Keywords

1 Introduction

The existence of haze degrades the quality of the image captured by the surveillance system. Therefore, haze removal has become one of the hotspots in image processing; it can provide promising solutions for various tasks such as remote sensing, surveillance systems, and aerospace.

Originally, image dehazing was performed via enhancing image contrast to reduce the effects of haze on images. [1, 2] introduced a method to resolve the haze problem by maximizing local contrast of input images. A fast image defogging method was refined to estimate the amount of fog in an image using a locally adaptive wiener filter [3]. Subsequently, more algorithms were proposed based on the atmospheric scattering model theory. In [4], the albedo of a scene is estimated to aid in haze removal. [5,6,7,8] apply the dark channel prior to the atmospheric scattering model to calculate the transmission map. Further, algorithms have been proposed to improve the defogging by: enforcing the boundary constraint and contextual regularization [9], minimizing the nonconvex potential in the random field [10], enriching contextual information [11], or automating the defogging algorithm [12]. Recently, the prior information has been applied in dehazing to recover haze-free images. [13] proposed a method to dehaze in the same, or different, scale images using internal patches. [14] built a haze removal model of scene depth, then trained this model with a color attenuation prior. The above algorithms reduce the image blur to some extent, but the restored image still has color distortion.
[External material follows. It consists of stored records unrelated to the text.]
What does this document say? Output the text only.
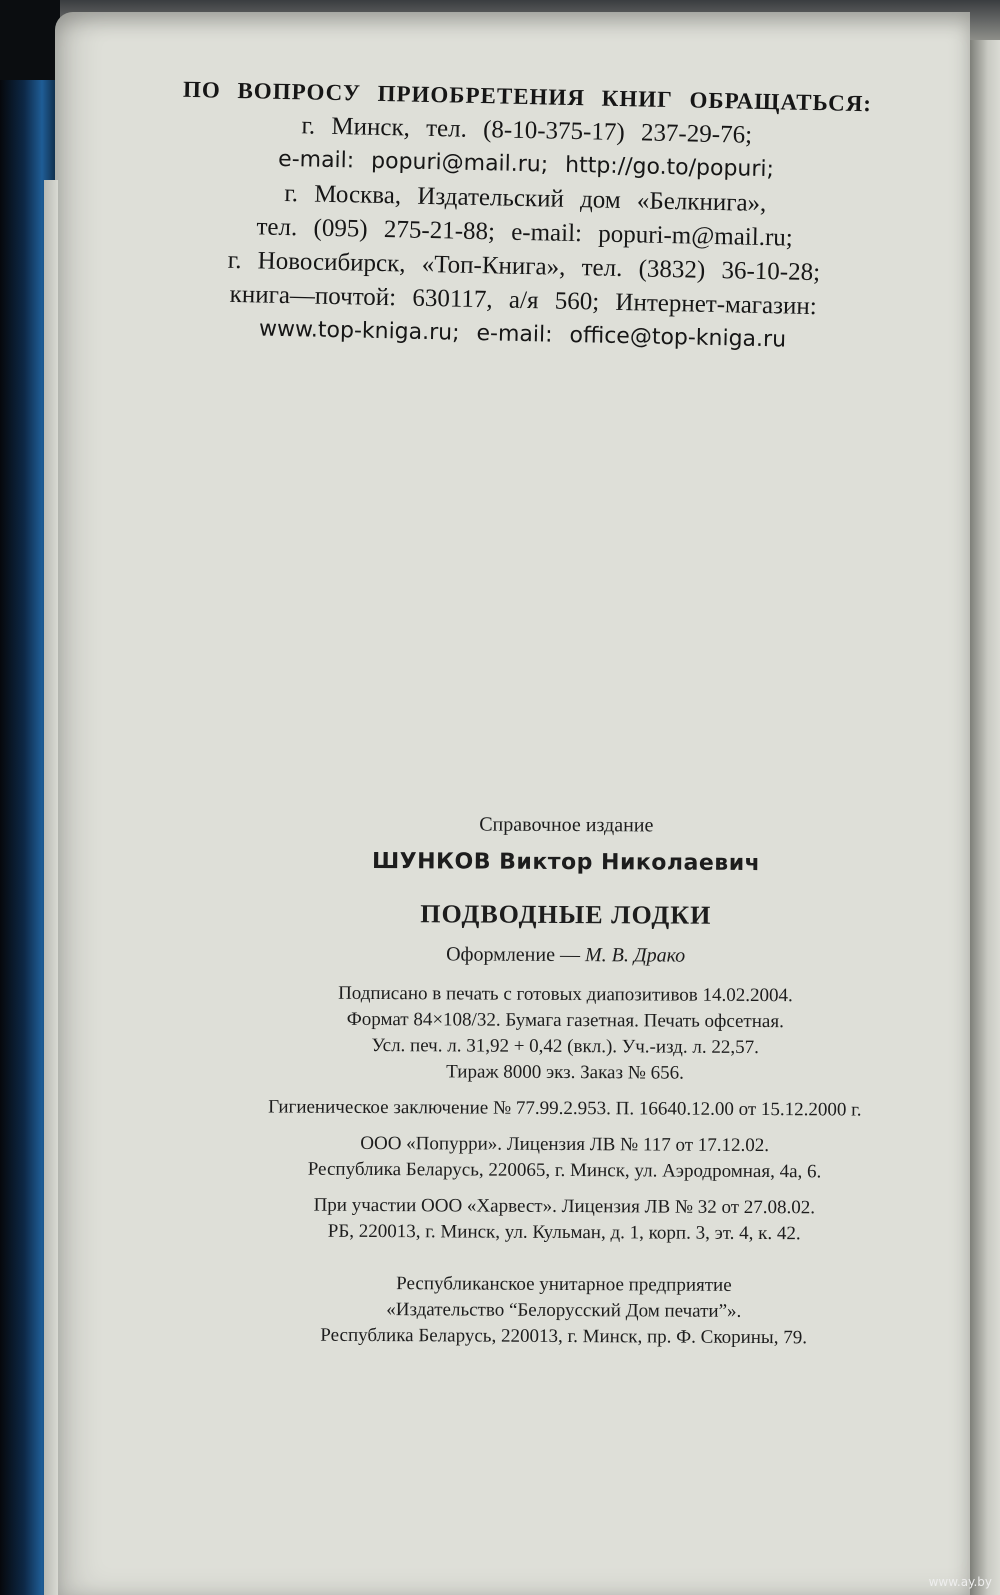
ПО ВОПРОСУ ПРИОБРЕТЕНИЯ КНИГ ОБРАЩАТЬСЯ:
г. Минск, тел. (8-10-375-17) 237-29-76;
e-mail: popuri@mail.ru; http://go.to/popuri;
г. Москва, Издательский дом «Белкнига»,
тел. (095) 275-21-88; e-mail: popuri-m@mail.ru;
г. Новосибирск, «Топ-Книга», тел. (3832) 36-10-28;
книга—почтой: 630117, а/я 560; Интернет-магазин:
www.top-kniga.ru; e-mail: office@top-kniga.ru
Справочное издание
ШУНКОВ Виктор Николаевич
ПОДВОДНЫЕ ЛОДКИ
Оформление — М. В. Драко
Подписано в печать с готовых диапозитивов 14.02.2004.
Формат 84×108/32. Бумага газетная. Печать офсетная.
Усл. печ. л. 31,92 + 0,42 (вкл.). Уч.-изд. л. 22,57.
Тираж 8000 экз. Заказ № 656.
Гигиеническое заключение № 77.99.2.953. П. 16640.12.00 от 15.12.2000 г.
ООО «Попурри». Лицензия ЛВ № 117 от 17.12.02.
Республика Беларусь, 220065, г. Минск, ул. Аэродромная, 4а, 6.
При участии ООО «Харвест». Лицензия ЛВ № 32 от 27.08.02.
РБ, 220013, г. Минск, ул. Кульман, д. 1, корп. 3, эт. 4, к. 42.
Республиканское унитарное предприятие
«Издательство “Белорусский Дом печати”».
Республика Беларусь, 220013, г. Минск, пр. Ф. Скорины, 79.
www.ay.by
Recently, a deep convolutional neural network (CNN) method has become a hotspot for image dehazing [15, 16]. [17] introduced a strategy which generated first a coarse transmission matrix and then tried to obtain an accurate transmission matrix through refinement. The Dehazenet uses hazy images to train the network for the medium transmission matrix and then uses the atmospheric scattering model to recover haze-free images [18]. Most methods are based on the transmission matrix estimation which, unfortunately, cannot generate the defogging image directly. Furthermore, existing CNN-based networks usually treat each channel function equally, and hence varing information features and important details are missing [19,20,21,22].

To resolve these problems, we consider using channel-wise information as a weight in the normal convolution layer for excellent feature extraction. In this paper, we propose an image recovery network with channel attention (RCA-Net) to extract, adaptively, channel-wise features. Firstly, the transmission model M(x) is drawn from an end-to-end network by minimizing the reconstruction errors. Secondly, the M(x) is gradually optimized through an image recovery network with channel attention. Finally, more realistic color and structural details can be drawn from the recovery network.

The remainder of this paper is organized as follows: the proposed algorithm is described in Sect. 2. The experimental results and analysis are reported in Sect. 3. Finally, the conclusion is given in Sect. 4.

2 Proposed Algorithm

In this paper, an end-to-end network with channel attention is proposed to achieve a high-level restoration of foggy images. Specifically, the atmospheric scattering model in RCA-Net has been simplified during the image restoration process. Furthermore, the channel attention model focuses on more significant information to improve haze removal.

2.1 Physical Model

An atmospheric scattering model is a foundation of defogging algorithms. The atmospheric scattering model can be expressed as

$$ I_{haze} \left( x \right) = J_{clear} \left( x \right)t\left( x \right) + A\left( {1 - t\left( x \right)} \right) $$
(1)
$$ J_{clear} \left( x \right) = \frac{1}{t\left( x \right)}I_{haze} \left( x \right) - \frac{A}{t\left( x \right)} + A $$
(2)
$$ J_{clear} \left( x \right) = M\left( x \right)I_{haze} \left( x \right) - M\left( x \right) + b $$
(3)

where, Ihaze (x) denotes observed foggy image, Jclear (x) is the fog-free image needed to be recovered.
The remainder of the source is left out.